Mu'adz bin Jabal r.a. berkata, "Kurangilah berbicara berlebihan dengan
sesama manusia dan perbanyaklah berbicara dengan Tuhanmu, mudah-mudahan
hatimu akan (dapat) melihat Nya."
Dzun Nuun al-Mishry ditanya, "Di antara manusia, siapakah pelindung
terbaik bagi hatinya?" Dijawab Dzun Nuun, "Yaitu orang yang
paling mampu menguasai lidahnya. "
Ibnu Mas'ud berkata, "Tidak ada sesuatu pun yang patut diikat berlama
lama lebih dari lidah."
Ali bin Bukkar mencatat, "Allah menjadikan dua pintu bagi segala
sesuatu, tetapi Dia menjadikan empat pintu bagi lidah, yaitu dua bibir dan
dua baris gigi."
Konon Abu Bakr ash Shiddiq r.a. biasa mengulum sebutir batu selama beberapa
tahun dengan tujuan agar lebih sedikit berbicara.
Abu Hamzah al-Baghdady adalah seorang pembicara ulung.

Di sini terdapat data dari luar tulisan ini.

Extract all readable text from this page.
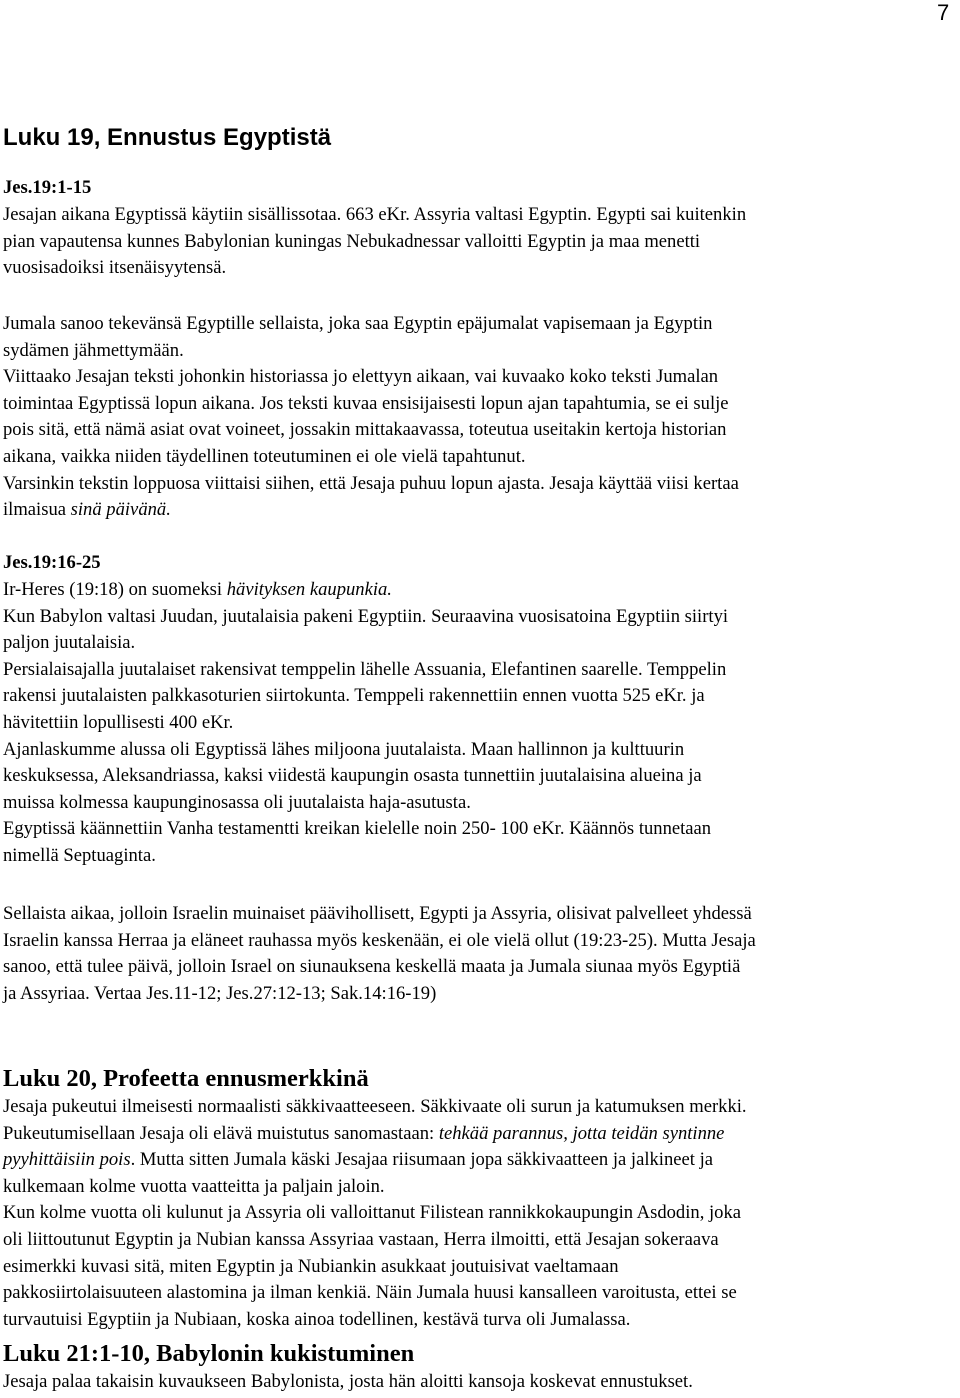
7
Luku 19, Ennustus Egyptistä
Jes.19:1-15
Jesajan aikana Egyptissä käytiin sisällissotaa. 663 eKr. Assyria valtasi Egyptin. Egypti sai kuitenkin
pian vapautensa kunnes Babylonian kuningas Nebukadnessar valloitti Egyptin ja maa menetti
vuosisadoiksi itsenäisyytensä.
Jumala sanoo tekevänsä Egyptille sellaista, joka saa Egyptin epäjumalat vapisemaan ja Egyptin
sydämen jähmettymään.
Viittaako Jesajan teksti johonkin historiassa jo elettyyn aikaan, vai kuvaako koko teksti Jumalan
toimintaa Egyptissä lopun aikana. Jos teksti kuvaa ensisijaisesti lopun ajan tapahtumia, se ei sulje
pois sitä, että nämä asiat ovat voineet, jossakin mittakaavassa, toteutua useitakin kertoja historian
aikana, vaikka niiden täydellinen toteutuminen ei ole vielä tapahtunut.
Varsinkin tekstin loppuosa viittaisi siihen, että Jesaja puhuu lopun ajasta. Jesaja käyttää viisi kertaa
ilmaisua sinä päivänä.
Jes.19:16-25
Ir-Heres (19:18) on suomeksi hävityksen kaupunkia.
Kun Babylon valtasi Juudan, juutalaisia pakeni Egyptiin. Seuraavina vuosisatoina Egyptiin siirtyi
paljon juutalaisia.
Persialaisajalla juutalaiset rakensivat temppelin lähelle Assuania, Elefantinen saarelle. Temppelin
rakensi juutalaisten palkkasoturien siirtokunta. Temppeli rakennettiin ennen vuotta 525 eKr. ja
hävitettiin lopullisesti 400 eKr.
Ajanlaskumme alussa oli Egyptissä lähes miljoona juutalaista. Maan hallinnon ja kulttuurin
keskuksessa, Aleksandriassa, kaksi viidestä kaupungin osasta tunnettiin juutalaisina alueina ja
muissa kolmessa kaupunginosassa oli juutalaista haja-asutusta.
Egyptissä käännettiin Vanha testamentti kreikan kielelle noin 250- 100 eKr. Käännös tunnetaan
nimellä Septuaginta.
Sellaista aikaa, jolloin Israelin muinaiset päävihollisett, Egypti ja Assyria, olisivat palvelleet yhdessä
Israelin kanssa Herraa ja eläneet rauhassa myös keskenään, ei ole vielä ollut (19:23-25). Mutta Jesaja
sanoo, että tulee päivä, jolloin Israel on siunauksena keskellä maata ja Jumala siunaa myös Egyptiä
ja Assyriaa. Vertaa Jes.11-12; Jes.27:12-13; Sak.14:16-19)
Luku 20, Profeetta ennusmerkkinä
Jesaja pukeutui ilmeisesti normaalisti säkkivaatteeseen. Säkkivaate oli surun ja katumuksen merkki.
Pukeutumisellaan Jesaja oli elävä muistutus sanomastaan: tehkää parannus, jotta teidän syntinne
pyyhittäisiin pois. Mutta sitten Jumala käski Jesajaa riisumaan jopa säkkivaatteen ja jalkineet ja
kulkemaan kolme vuotta vaatteitta ja paljain jaloin.
Kun kolme vuotta oli kulunut ja Assyria oli valloittanut Filistean rannikkokaupungin Asdodin, joka
oli liittoutunut Egyptin ja Nubian kanssa Assyriaa vastaan, Herra ilmoitti, että Jesajan sokeraava
esimerkki kuvasi sitä, miten Egyptin ja Nubiankin asukkaat joutuisivat vaeltamaan
pakkosiirtolaisuuteen alastomina ja ilman kenkiä. Näin Jumala huusi kansalleen varoitusta, ettei se
turvautuisi Egyptiin ja Nubiaan, koska ainoa todellinen, kestävä turva oli Jumalassa.
Luku 21:1-10, Babylonin kukistuminen
Jesaja palaa takaisin kuvaukseen Babylonista, josta hän aloitti kansoja koskevat ennustukset.
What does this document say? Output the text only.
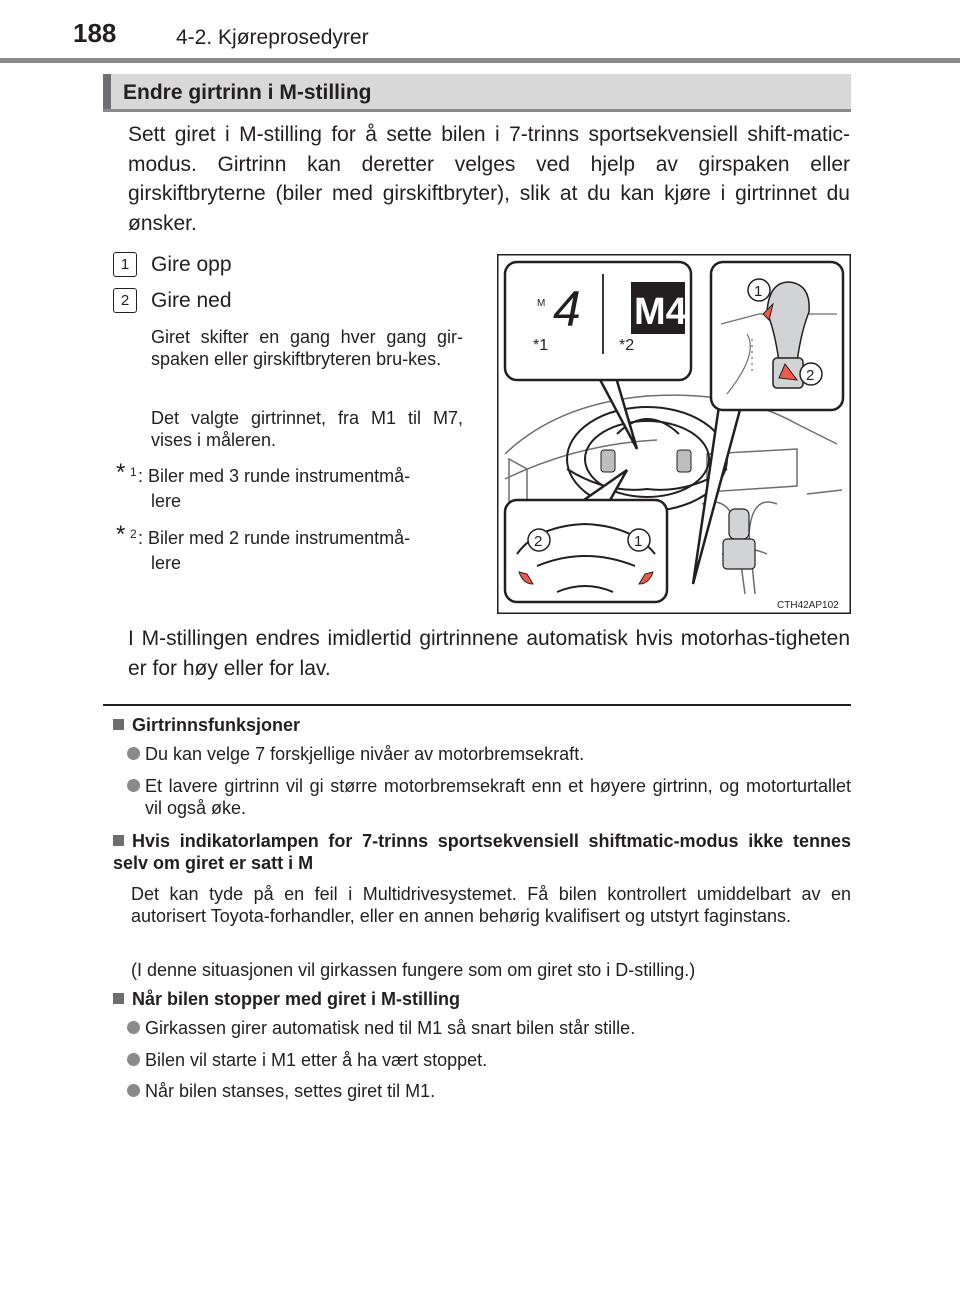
188	4-2. Kjøreprosedyrer
Endre girtrinn i M-stilling
Sett giret i M-stilling for å sette bilen i 7-trinns sportsekvensiell shift-matic-modus. Girtrinn kan deretter velges ved hjelp av girspaken eller girskiftbryterne (biler med girskiftbryter), slik at du kan kjøre i girtrinnet du ønsker.
1 Gire opp
2 Gire ned
Giret skifter en gang hver gang gir-spaken eller girskiftbryteren bru-kes.
Det valgte girtrinnet, fra M1 til M7, vises i måleren.
* 1 : Biler med 3 runde instrumentmå-
lere
* 2 : Biler med 2 runde instrumentmå-
lere
M 4 M4
*1	*2
1
2
2	1
CTH42AP102
I M-stillingen endres imidlertid girtrinnene automatisk hvis motorhas-tigheten er for høy eller for lav.
Girtrinnsfunksjoner
Du kan velge 7 forskjellige nivåer av motorbremsekraft.
Et lavere girtrinn vil gi større motorbremsekraft enn et høyere girtrinn, og motorturtallet vil også øke.
Hvis indikatorlampen for 7-trinns sportsekvensiell shiftmatic-modus ikke tennes selv om giret er satt i M
Det kan tyde på en feil i Multidrivesystemet. Få bilen kontrollert umiddelbart av en autorisert Toyota-forhandler, eller en annen behørig kvalifisert og utstyrt faginstans.
(I denne situasjonen vil girkassen fungere som om giret sto i D-stilling.)
Når bilen stopper med giret i M-stilling
Girkassen girer automatisk ned til M1 så snart bilen står stille.
Bilen vil starte i M1 etter å ha vært stoppet.
Når bilen stanses, settes giret til M1.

Pada suatu ketika
sebuah suara menyeru kepadanya, "Engkau berbicara, dan bicaramu sangat
bagus. Sekarang tinggallah bagimu untuk berdiarn, sehingga engkau menjadi
bagus!" Akhirnya ia tidak pernah lagi berbicara sampal wafat
menjemputnya.
Manakala asy-Syibly sedang duduk di tengah lingkaran murid-muridnya dan
mereka tidak mengajukan pertanyaan, maka ia bermaksud akan mengatakan,
"Dan jatuhlah perkataan (azab) atas mereka disebabkan kezaliman
mereka, maka mereka tidak dapat berkata (apa apa)." (Q.s. An Naml:
85). Terkadang seseorang yang terbiasa berbicara menjadi diam, karena ada
kaum Sufi yang lebih layak dari dirinya untuk berbicara.
Ibnus Sammak menuturkan, bahwa Syah al-Kirmany dan Yahya bin Mu'adz
berteman, dan mereka tinggal di kota yang sama, tetap Syah tidak menghadiri
majelisnya. Ketika ditanya alasannya, menjawab, "Sudah sepatutnya
begini." Orang orang pun lantas mendesaknya terus hingga suatu hari
al-Kirmany datang ke majells Yahya dan duduk di pojok di manaYahya tidak
akan dapat melihatnya. Yahya pun mulai berbicara, namun secara tiba-tiba ia
diam. Kemudian Yahya mengumumkan, 'Ada seseorang yang dapat berbicara lebih
baik dariku," dan ia tidak mampu melanjutkan perkataannya itu. Maka
al-Kirmany berkata, "Sudah kukatakan kepada Anda semua bahwa, adalah
lebih baik jika aku tidak datang ke majelis ini."
Terkadang seorang pembicara memaksakan diri untuk diam karena keadaan
tertentu yang ada pada salah seorang yang hadir. Barangkali seseorang yang
hadir tidak layak mendengar pembicaraan terkait, hingga Allah swt. mencegah
lidah si pembicara demi ketentraman dan perlindungan dari mendengar
pembicaraan itu. Sehingga Allah swt. menjaganya terhadap pendengar yang
bukan kompetennya.
Para syeikh yang ahli mengenal tharikat ini telah menjelaskan,
"Terkadang alasan diamnya seseorang adalah karena ada jin yang hadir,
yang bukan kompetennya. Karena majelis Para Sufi tidak pernah sepi dari
kehadiran sekelompok jin."
Syeikh Abu Ali ad Daqqaq menuturkan, "Suatu ketika aku jatuh sakit di
Marw, dan ingin kembali ke Naisabur. Aku bermimpi bahwa sebuah suara
menyeru kepadaku, 'Engkau tidak dapat meninggalkan kota ini. Ada sekelompok
jin yang menghadiri majelis majelismu dan mereka memperoleh manfaat dari
ceramah ceramah yang engkau berikan. Demi mereka, tinggallah di
tempatmu'!"
Salah seorang ahli hikmah berkata, "Manusia diciptakan hanya dengan
satu lidah, namun dianugerahi dua mata dan dua telinga, agar ia mendengar
dan mau melihat lebih banyak dari berbicara."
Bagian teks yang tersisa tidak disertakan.